The current research findings also bring to mind nineteenth-century attempts to understand mental functioning via ophthalmoscopy. This instrument became a clinical tool after Dr. Hermann von Helmholtz reinvented it in 1851. It was to revolutionize ophthalmology, not psychiatry.
In 1872 the Journal of Insanity published the results of examinations of 60 patients at the Utica, New York asylum. Dr. Henry Noyes was a consultant to Dr. John Gray, the Journal’s editor and the asylum’s superintendent. Naive, he had no hypothesis, undertaking what we might call a “fishing trip.” Dr. Gray, meanwhile, insisted on demonstrating physical causes of insanity and despised European theories such as “moral insanity.” A decade later, when he testified against President Garfield’s assassin Guiteau, Dr. Gray said the defendant was merely depraved. It appears that neither Dr. Gray nor Dr. Spitzka, the defense-side’s neurologist examined the defendant’s retinas. Could’ve been a game changer for Guiteau, who was convicted and promptly hanged in 1882. Examination of his brain (a chunk of which can be found in the Mütter Museum) showed inflammation consistent with syphilis.

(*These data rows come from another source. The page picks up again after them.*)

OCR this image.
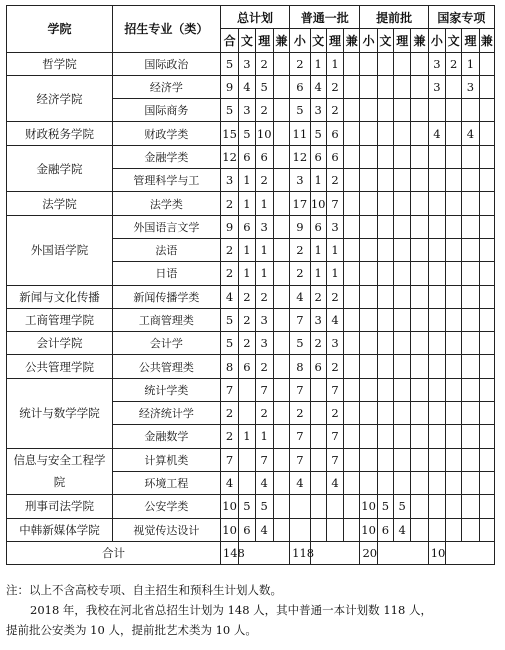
学院	招生专业（类）	总计划				普通一批				提前批				国家专项			
		合	文	理	兼	小	文	理	兼	小	文	理	兼	小	文	理	兼
哲学院	国际政治	5	3	2		2	1	1						3	2	1	
经济学院	经济学	9	4	5		6	4	2						3		3	
	国际商务	5	3	2		5	3	2									
财政税务学院	财政学类	15	5	10		11	5	6						4		4	
金融学院	金融学类	12	6	6		12	6	6									
	管理科学与工	3	1	2		3	1	2									
法学院	法学类	2	1	1		17	10	7									
外国语学院	外国语言文学	9	6	3		9	6	3									
	法语	2	1	1		2	1	1									
	日语	2	1	1		2	1	1									
新闻与文化传播	新闻传播学类	4	2	2		4	2	2									
工商管理学院	工商管理类	5	2	3		7	3	4									
会计学院	会计学	5	2	3		5	2	3									
公共管理学院	公共管理类	8	6	2		8	6	2									
统计与数学学院	统计学类	7		7		7		7									
	经济统计学	2		2		2		2									
	金融数学	2	1	1		7		7									
信息与安全工程学院	计算机类	7		7		7		7									
	环境工程	4		4		4		4									
刑事司法学院	公安学类	10	5	5						10	5	5					
中韩新媒体学院	视觉传达设计	10	6	4						10	6	4					
合计		148				118				20				10			

注：以上不含高校专项、自主招生和预科生计划人数。

2018 年，我校在河北省总招生计划为 148 人，其中普通一本计划数 118 人，

提前批公安类为 10 人，提前批艺术类为 10 人。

            Dr. Noyes found hyperemia of the retina and optic nerve among 9 of 11 patients with general paresis (central nervous system syphilis). With “dementia” he noted hyperemia in 12 of 18. A mélange of proposed underlying causes included epilepsy, masturbation, intemperance, and excessive sex. Dr. Noyes made no finer distinctions among those labeled with “mania” or “melancholia.” 

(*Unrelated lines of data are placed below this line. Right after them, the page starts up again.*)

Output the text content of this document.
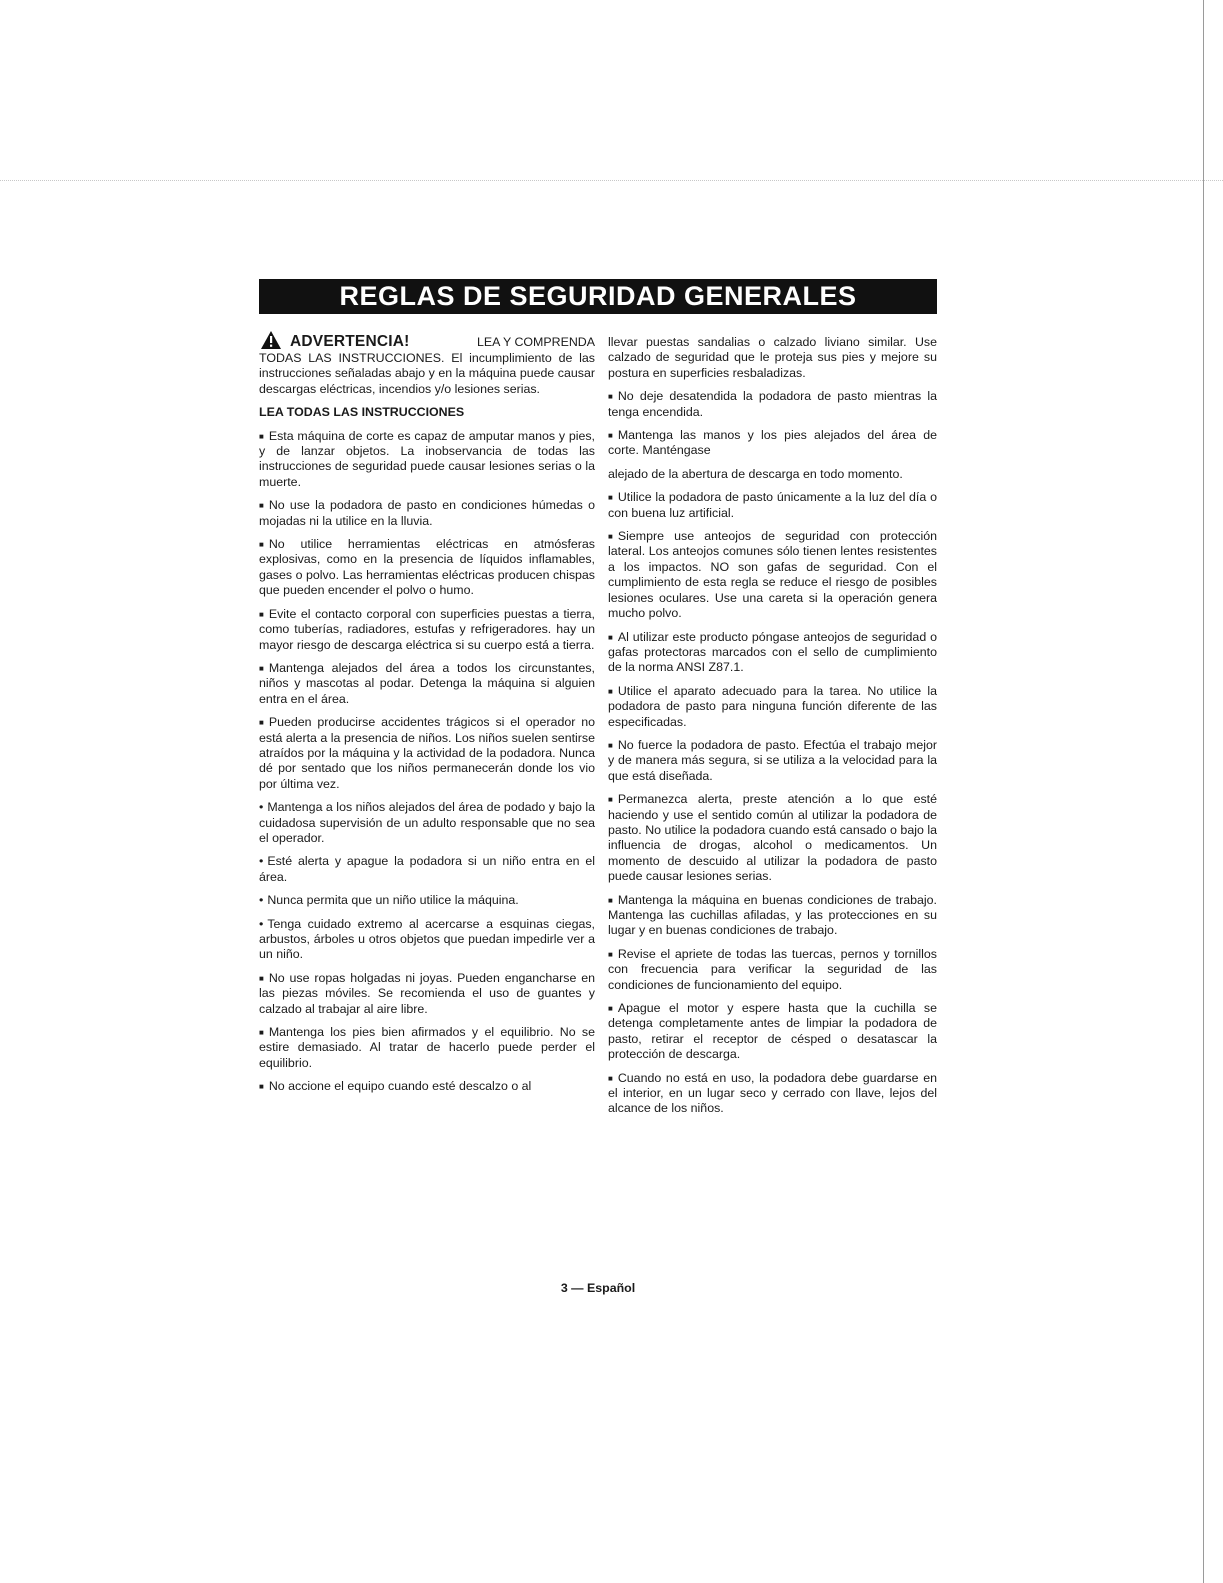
REGLAS DE SEGURIDAD GENERALES
ADVERTENCIA!	LEA Y COMPRENDA

TODAS LAS INSTRUCCIONES. El incumplimiento de las instrucciones señaladas abajo y en la máquina puede causar descargas eléctricas, incendios y/o lesiones serias.

LEA TODAS LAS INSTRUCCIONES

■ Esta máquina de corte es capaz de amputar manos y pies, y de lanzar objetos. La inobservancia de todas las instrucciones de seguridad puede causar lesiones serias o la muerte.

■ No use la podadora de pasto en condiciones húmedas o mojadas ni la utilice en la lluvia.

■ No utilice herramientas eléctricas en atmósferas explosivas, como en la presencia de líquidos inflamables, gases o polvo. Las herramientas eléctricas producen chispas que pueden encender el polvo o humo.

■ Evite el contacto corporal con superficies puestas a tierra, como tuberías, radiadores, estufas y refrigeradores. hay un mayor riesgo de descarga eléctrica si su cuerpo está a tierra.

■ Mantenga alejados del área a todos los circunstantes, niños y mascotas al podar. Detenga la máquina si alguien entra en el área.

■ Pueden producirse accidentes trágicos si el operador no está alerta a la presencia de niños. Los niños suelen sentirse atraídos por la máquina y la actividad de la podadora. Nunca dé por sentado que los niños permanecerán donde los vio por última vez.

• Mantenga a los niños alejados del área de podado y bajo la cuidadosa supervisión de un adulto responsable que no sea el operador.

• Esté alerta y apague la podadora si un niño entra en el área.

• Nunca permita que un niño utilice la máquina.

• Tenga cuidado extremo al acercarse a esquinas ciegas, arbustos, árboles u otros objetos que puedan impedirle ver a un niño.

■ No use ropas holgadas ni joyas. Pueden engancharse en las piezas móviles. Se recomienda el uso de guantes y calzado al trabajar al aire libre.

■ Mantenga los pies bien afirmados y el equilibrio. No se estire demasiado. Al tratar de hacerlo puede perder el equilibrio.

■ No accione el equipo cuando esté descalzo o al

llevar puestas sandalias o calzado liviano similar. Use calzado de seguridad que le proteja sus pies y mejore su postura en superficies resbaladizas.

■ No deje desatendida la podadora de pasto mientras la tenga encendida.

■ Mantenga las manos y los pies alejados del área de corte. Manténgase

alejado de la abertura de descarga en todo momento.

■ Utilice la podadora de pasto únicamente a la luz del día o con buena luz artificial.

■ Siempre use anteojos de seguridad con protección lateral. Los anteojos comunes sólo tienen lentes resistentes a los impactos. NO son gafas de seguridad. Con el cumplimiento de esta regla se reduce el riesgo de posibles lesiones oculares. Use una careta si la operación genera mucho polvo.

■ Al utilizar este producto póngase anteojos de seguridad o gafas protectoras marcados con el sello de cumplimiento de la norma ANSI Z87.1.

■ Utilice el aparato adecuado para la tarea. No utilice la podadora de pasto para ninguna función diferente de las especificadas.

■ No fuerce la podadora de pasto. Efectúa el trabajo mejor y de manera más segura, si se utiliza a la velocidad para la que está diseñada.

■ Permanezca alerta, preste atención a lo que esté haciendo y use el sentido común al utilizar la podadora de pasto. No utilice la podadora cuando está cansado o bajo la influencia de drogas, alcohol o medicamentos. Un momento de descuido al utilizar la podadora de pasto puede causar lesiones serias.

■ Mantenga la máquina en buenas condiciones de trabajo. Mantenga las cuchillas afiladas, y las protecciones en su lugar y en buenas condiciones de trabajo.

■ Revise el apriete de todas las tuercas, pernos y tornillos con frecuencia para verificar la seguridad de las condiciones de funcionamiento del equipo.

■ Apague el motor y espere hasta que la cuchilla se detenga completamente antes de limpiar la podadora de pasto, retirar el receptor de césped o desatascar la protección de descarga.

■ Cuando no está en uso, la podadora debe guardarse en el interior, en un lugar seco y cerrado con llave, lejos del alcance de los niños.

3 — Español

Early ophthalmoscopes from the Mütter Museum collection. Photo by Evi Numen
            By 1886, the ophthalmoscope was widely employed, but schizophrenia had yet to become a term of art, and neurosyphilis went uncured. The spirochete T. pallidum was not observed until 1905 and penicillin not yet a twinkle in Alexander Fleming’s 5-year-old eye (serendipity struck in 1928). A Philadelphia ophthalmologist, Dr. Louis Lautenbach, and an asylum physician from Norristown, Dr. Alice Bennett, published their series of studies on 707 patients (577 females) with “acute mania,” “dementia,” and other conditions. Dr. Bennett, the first female physician to be in charge of an asylum building, had broad interests in the physical causes of insanity.

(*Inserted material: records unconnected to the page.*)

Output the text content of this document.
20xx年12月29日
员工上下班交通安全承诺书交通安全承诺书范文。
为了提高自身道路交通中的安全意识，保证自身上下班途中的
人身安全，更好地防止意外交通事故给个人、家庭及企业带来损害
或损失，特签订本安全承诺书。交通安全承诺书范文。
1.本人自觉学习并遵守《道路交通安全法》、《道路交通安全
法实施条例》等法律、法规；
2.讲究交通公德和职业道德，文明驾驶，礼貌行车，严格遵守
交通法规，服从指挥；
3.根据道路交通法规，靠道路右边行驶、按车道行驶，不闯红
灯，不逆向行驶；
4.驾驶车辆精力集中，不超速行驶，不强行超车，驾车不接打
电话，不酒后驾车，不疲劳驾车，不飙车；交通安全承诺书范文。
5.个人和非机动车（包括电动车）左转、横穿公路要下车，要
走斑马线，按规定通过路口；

            They published their findings in the Journal of Nervous and Mental Disease. Dr. Lautenbach argued the importance of the eye examination in insanity because of the anatomical proximity to the brain. Dr. Bennett, in the case histories, noted retinal hyperemia and/or congestion among many patients. While guardedly optimistic about their approach, they declined to draw conclusions about the relationship between insanity and ocular pathology. Then in 1889, Drs. Lautenbach and Bennett testified in the murder trial of Sarah Jane Whiteling, who poisoned her husband and two children. Their testimony about retinal hyperemia and female hormones was unpersuasive, and Whiteling was hanged.
Dr. Noyes had concluded modestly: “As in the brain, it is impossible often to see the true lesions without the higher power of the microscope; so for the optic nerve, we need much greater power than we yet have in the ophthalmoscope.” Now, with microvascular imaging, we are again empowered to approach the riddle of schizophrenia—by looking it square in the eye.